Without officially claiming it, Israel has inflicted a real humiliation on Iran, its number one enemy. Ismail Haniyeh, head of Hamas’ political bureau, was very high on the list of Hamas leaders to be eliminated after the massacres committed by this Islamist movement on October 7 in southern Israel. He was killed on the night of Tuesday to Wednesday in the heart of Tehran in an apartment in a housing complex controlled by the Revolutionary Guards, the backbone of the Islamic Republic.
The missile was apparently fired outside Iranian airspace. Ziad Nakhale, the leader of Islamic Jihad, a Palestinian organization even more radical than Hamas, who was staying in the same building on a different floor as Ismail Haniyeh at the time of the attack, escaped unharmed.
Hard blow
The operation is a very hard blow from a political and military point of view for the Iranian regime. Ismail Haniyeh was, in fact, an official guest for the swearing-in before the parliament of the new Iranian president Massoud Pezeshkian. Beforehand, he had been entitled to a meeting with the Supreme Guide Ali Khamenei. He was killed just after Fouad Chokr, a Hezbollah official eliminated the previous evening in Beirut by an Israeli missile. He was the military advisor to Hassan Nasrallah, the leader of the Shiite militia.
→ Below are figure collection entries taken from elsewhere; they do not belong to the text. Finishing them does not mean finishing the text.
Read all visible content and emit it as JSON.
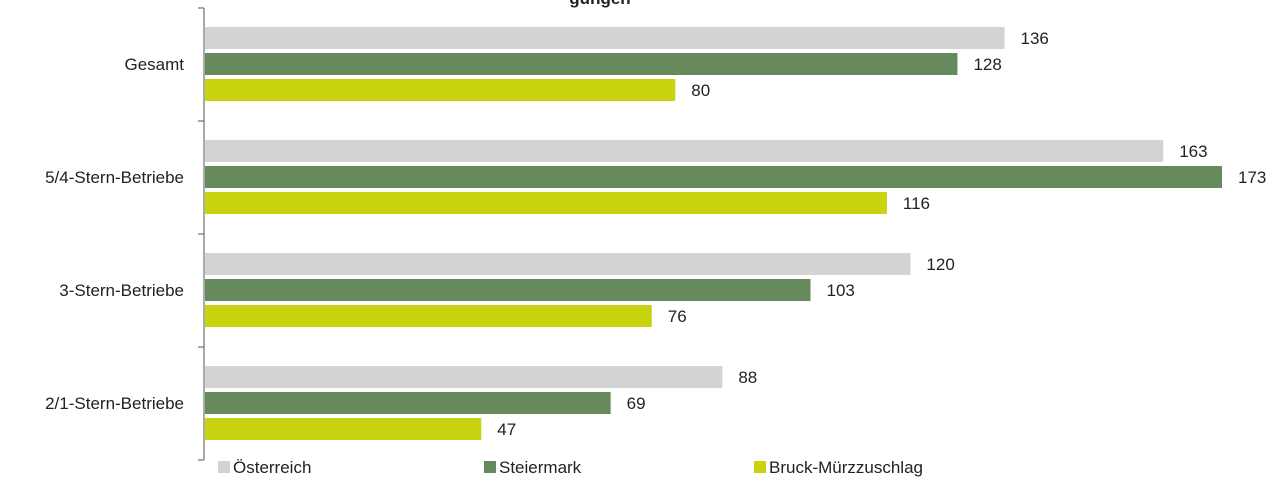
{
  "chart_data": {
    "type": "bar",
    "orientation": "horizontal",
    "title": "",
    "title_partial": "gungen",
    "categories": [
      "Gesamt",
      "5/4-Stern-Betriebe",
      "3-Stern-Betriebe",
      "2/1-Stern-Betriebe"
    ],
    "series": [
      {
        "name": "Österreich",
        "color": "#d3d3d3",
        "values": [
          136,
          163,
          120,
          88
        ]
      },
      {
        "name": "Steiermark",
        "color": "#678a5c",
        "values": [
          128,
          173,
          103,
          69
        ]
      },
      {
        "name": "Bruck-Mürzzuschlag",
        "color": "#c9d30f",
        "values": [
          80,
          116,
          76,
          47
        ]
      }
    ],
    "xlim": [
      0,
      173
    ],
    "grid": false,
    "legend_position": "bottom"
  }
}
Aggravating circumstance: Iranian air defenses again failed to intercept the missile. Already in April, a drone attack attributed to Israel had caused damage to a radar station responsible for protecting nuclear installations in the Isfahan region. This raid was launched in response to the firing of 350 Iranian missiles and drones towards Israeli territory, while 99% of these devices had been destroyed in flight by Israeli air defenses and ships of the American, British and French fleets.
The persuit
For a commentator on Galatz, the Israeli army radio, the two liquidation operations carried out within a few hours of each other against leaders of Hamas and Hezbollah, organizations supported by Iran, allow the restoration of the “power of deterrence” of the Hebrew state, seriously undermined following the invasion of 3,000 Hamas commandos on October 7, which took the IDF completely by surprise. Israel has still not eliminated Yahya Sinwar, however. The real leader of Hamas has so far managed to escape Israeli pursuit, even though he has been hiding for 300 days in tunnels in the Gaza Strip.
It remains to be seen what price the Hebrew state could pay at the hands of Iran and Hezbollah. For the moment, the Israeli army, placed on heightened alert, particularly with regard to air defense, has not given the civilian population any new security instructions. But the inhabitants of northern Israel near the Lebanese border, particularly in Haifa, the country’s largest port, are living under very high tension. Protective measures for installations such as refineries, power plants, and arms companies have been strengthened, as have hospital preparations to accommodate any wounded.
Silence in the ranks
In order not to drive the point home too far and to avoid, as much as possible, providing a pretext for starting a regional war in Lebanon and with Iran, Prime Minister Benjamin Netanyahu instructed members of the government to remain silent in their ranks and to refrain from any statement regarding the death of Ismail Haniyeh. These instructions were immediately violated by several ministers, including the Minister of Heritage Amichai Eliyahu, who proclaimed on his X account “the disappearance of this son of death allows the world to be cleansed of this filth.”
For most Israeli military commentators, the reactions of Iran and Hezbollah should not exceed certain limits to avoid a general explosion. On the other hand, the ongoing negotiations on the release of the 114 hostages held by Hamas and a ceasefire in the Gaza Strip are likely to be blocked. As Army Radio points out, Yahyia Sinwar “now finds himself all alone, with his back to the wall, with the only asset being the master of the hostages, from whom he apparently has no interest in parting.”